Final answer:
The maximum distance the spring stretches when the fish falls from rest is sqrt(2) times the equilibrium stretch distance d, derived from energy conservation principles and Hooke's Law.
Step-by-step explanation:
The student has asked about the behavior of a fish attached to a vertical spring, specifically how far the spring will stretch if the fish is allowed to fall from rest.
When the fish is slowly lowered to its equilibrium position, the system reaches a state where the force due to gravity (Fg = mg) is balanced by the spring's restoring force (Fspring = k*d), where m stands for the mass of the fish, k is the spring constant, and d is the displacement caused by the fish at equilibrium.
To calculate the spring constant, we use Hooke's Law: F = k*d, and since F equals the weight of the fish (Fg = mg), we get k = mg/d.
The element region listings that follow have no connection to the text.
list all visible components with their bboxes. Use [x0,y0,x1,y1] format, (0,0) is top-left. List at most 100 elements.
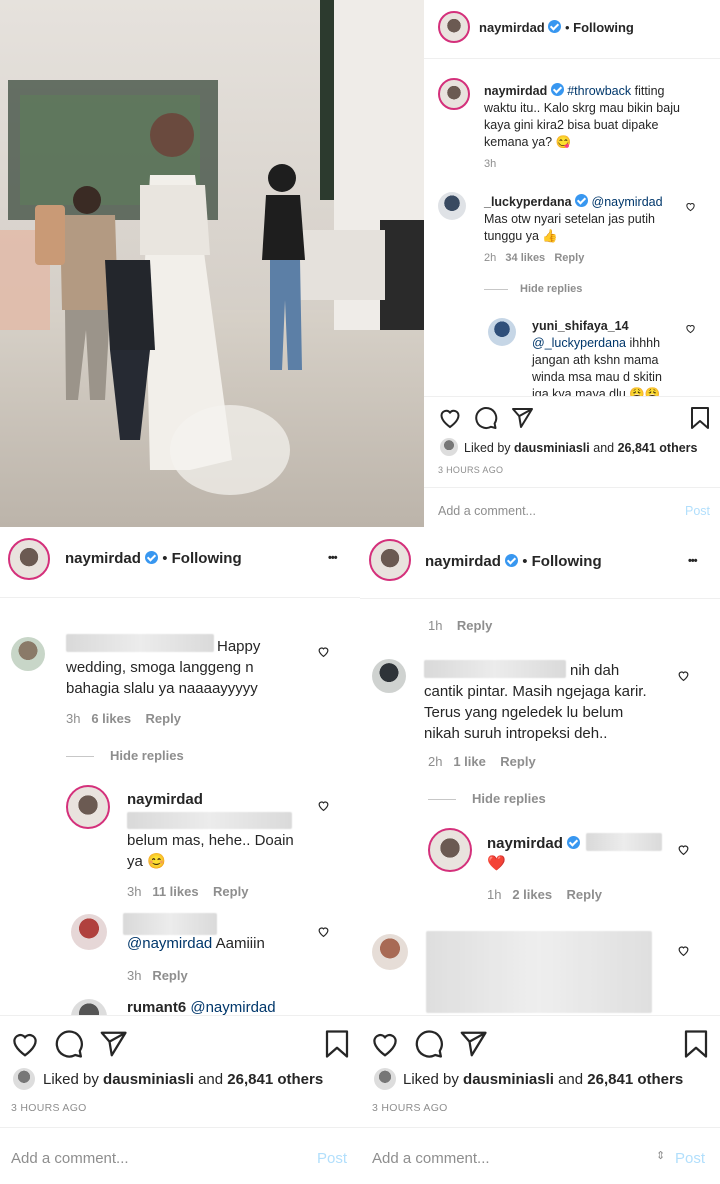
liker-username[interactable]: dausminiasli [514,441,590,455]
comment-likes[interactable]: 1 like [453,754,486,769]
divider [360,598,720,599]
reply-avatar[interactable] [488,318,516,346]
share-icon[interactable] [510,406,534,430]
reply-button[interactable]: Reply [152,968,187,983]
username-link[interactable]: naymirdad [479,20,545,35]
comment-icon[interactable] [414,1029,444,1059]
add-comment-input[interactable]: Add a comment... [438,504,536,518]
likes-count[interactable]: 26,841 others [227,1071,323,1088]
following-button[interactable]: Following [532,553,602,570]
mention-link[interactable]: @naymirdad [592,195,663,209]
bookmark-icon[interactable] [682,1029,710,1059]
like-icon[interactable] [370,1029,400,1059]
hide-replies-button[interactable]: Hide replies [66,748,184,763]
hide-replies-label[interactable]: Hide replies [472,791,546,806]
post-button[interactable]: Post [317,1150,347,1167]
reply-button[interactable]: Reply [146,711,181,726]
reply-username[interactable]: rumant6 [127,999,186,1015]
comment-time: 3h [66,711,81,726]
caption-avatar[interactable] [438,78,470,110]
mention-link[interactable]: @naymirdad [127,935,212,952]
avatar[interactable] [369,539,411,581]
like-comment-icon[interactable] [317,645,330,658]
likes-count[interactable]: 26,841 others [618,441,698,455]
reply-text: ihhhh [626,336,661,350]
following-button[interactable]: Following [172,550,242,567]
liker-avatar[interactable] [13,1068,35,1090]
verified-icon [567,836,581,849]
comment-text: Terus yang ngeledek lu belum [424,704,624,721]
divider [0,1015,360,1016]
hide-replies-button[interactable]: Hide replies [428,791,546,806]
liked-by-text: and [553,1071,588,1088]
share-icon[interactable] [98,1029,128,1059]
likes-count[interactable]: 26,841 others [587,1071,683,1088]
reply-avatar[interactable] [428,828,472,872]
caption-username[interactable]: naymirdad [484,84,547,98]
comment: Happy wedding, smoga langgeng n bahagia … [66,636,311,699]
hashtag-link[interactable]: #throwback [567,84,631,98]
liker-username[interactable]: dausminiasli [103,1071,194,1088]
hide-replies-button[interactable]: Hide replies [484,283,582,295]
reply-button[interactable]: Reply [457,618,492,633]
more-options-icon[interactable]: ••• [688,555,698,567]
verified-icon [548,20,562,33]
comment-likes[interactable]: 34 likes [505,252,545,264]
comment-icon[interactable] [474,406,498,430]
like-comment-icon[interactable] [685,323,696,334]
reply-button[interactable]: Reply [554,252,584,264]
comment-text: cantik pintar. Masih ngejaga karir. [424,683,647,700]
like-icon[interactable] [10,1029,40,1059]
hide-replies-label[interactable]: Hide replies [520,283,582,295]
reply-username[interactable]: naymirdad [487,835,563,852]
reply-avatar[interactable] [71,914,107,950]
add-comment-input[interactable]: Add a comment... [11,1150,129,1167]
like-comment-icon[interactable] [685,201,696,212]
reply-button[interactable]: Reply [213,884,248,899]
post-time: 3 HOURS AGO [438,465,504,475]
divider [424,396,720,397]
reply-avatar[interactable] [66,785,110,829]
reply-avatar[interactable] [71,999,107,1015]
like-comment-icon[interactable] [317,925,330,938]
bookmark-icon[interactable] [323,1029,351,1059]
comment-icon[interactable] [54,1029,84,1059]
like-icon[interactable] [438,406,462,430]
commenter-username[interactable]: _luckyperdana [484,195,572,209]
like-comment-icon[interactable] [677,843,690,856]
liker-avatar[interactable] [440,438,458,456]
username-link[interactable]: naymirdad [65,550,141,567]
comment-time: 1h [428,618,443,633]
comment-meta: 2h 1 like Reply [428,754,536,769]
post-button[interactable]: Post [675,1150,705,1167]
mention-link[interactable]: @naymirdad [190,999,275,1015]
like-comment-icon[interactable] [317,799,330,812]
share-icon[interactable] [458,1029,488,1059]
commenter-avatar[interactable] [372,934,408,970]
avatar[interactable] [8,538,50,580]
like-comment-icon[interactable] [677,669,690,682]
commenter-avatar[interactable] [11,637,45,671]
following-button[interactable]: Following [573,20,634,35]
like-comment-icon[interactable] [677,944,690,957]
reply-username[interactable]: yuni_shifaya_14 [532,318,692,335]
liker-username[interactable]: dausminiasli [463,1071,554,1088]
post-button[interactable]: Post [685,504,710,518]
username-link[interactable]: naymirdad [425,553,501,570]
hide-replies-label[interactable]: Hide replies [110,748,184,763]
reply-likes[interactable]: 2 likes [512,887,552,902]
reply-likes[interactable]: 11 likes [152,884,198,899]
commenter-avatar[interactable] [372,659,406,693]
bookmark-icon[interactable] [689,406,711,430]
comment-likes[interactable]: 6 likes [91,711,131,726]
reply-button[interactable]: Reply [567,887,602,902]
resize-handle-icon[interactable]: ⇕ [656,1149,665,1162]
more-options-icon[interactable]: ••• [328,552,338,564]
avatar[interactable] [438,11,470,43]
reply-username[interactable]: naymirdad [127,791,203,808]
add-comment-input[interactable]: Add a comment... [372,1150,490,1167]
commenter-avatar[interactable] [438,192,466,220]
mention-link[interactable]: @_luckyperdana [532,336,626,350]
reply-button[interactable]: Reply [500,754,535,769]
liker-avatar[interactable] [374,1068,396,1090]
When the fish is dropped from the height of the unstretched spring, it converts gravitational potential energy into kinetic energy and then into elastic potential energy of the spring at the maximum stretch.
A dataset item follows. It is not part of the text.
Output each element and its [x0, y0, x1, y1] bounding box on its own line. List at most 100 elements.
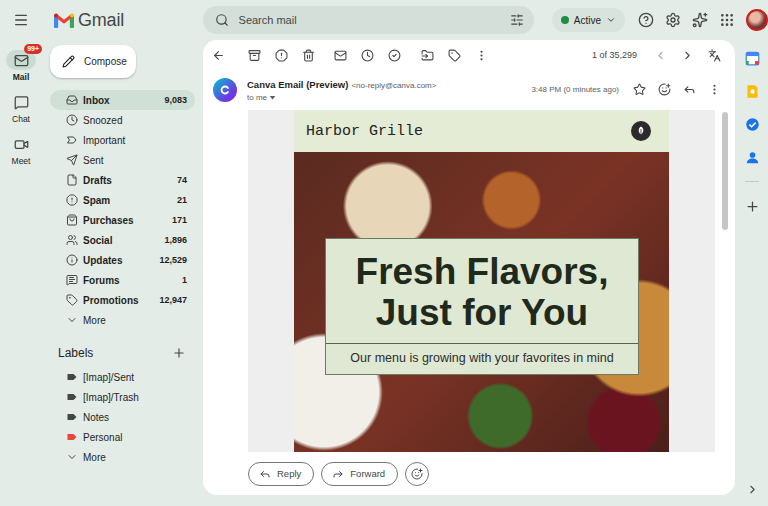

At the maximum displacement, all the gravitational potential energy has been converted into elastic potential energy. We can equate gravitational potential energy at the point of release (m*g*d) to the elastic potential energy at the maximum stretch (1/2*k*x^2), where x represents the maximum displacement.
Substituting the value of k calculated earlier gives us an equation in terms of m, g, and d that can be solved for x. The result is x = sqrt(2)*d, meaning that the spring will stretch sqrt(2) times the distance d at the maximum displacement.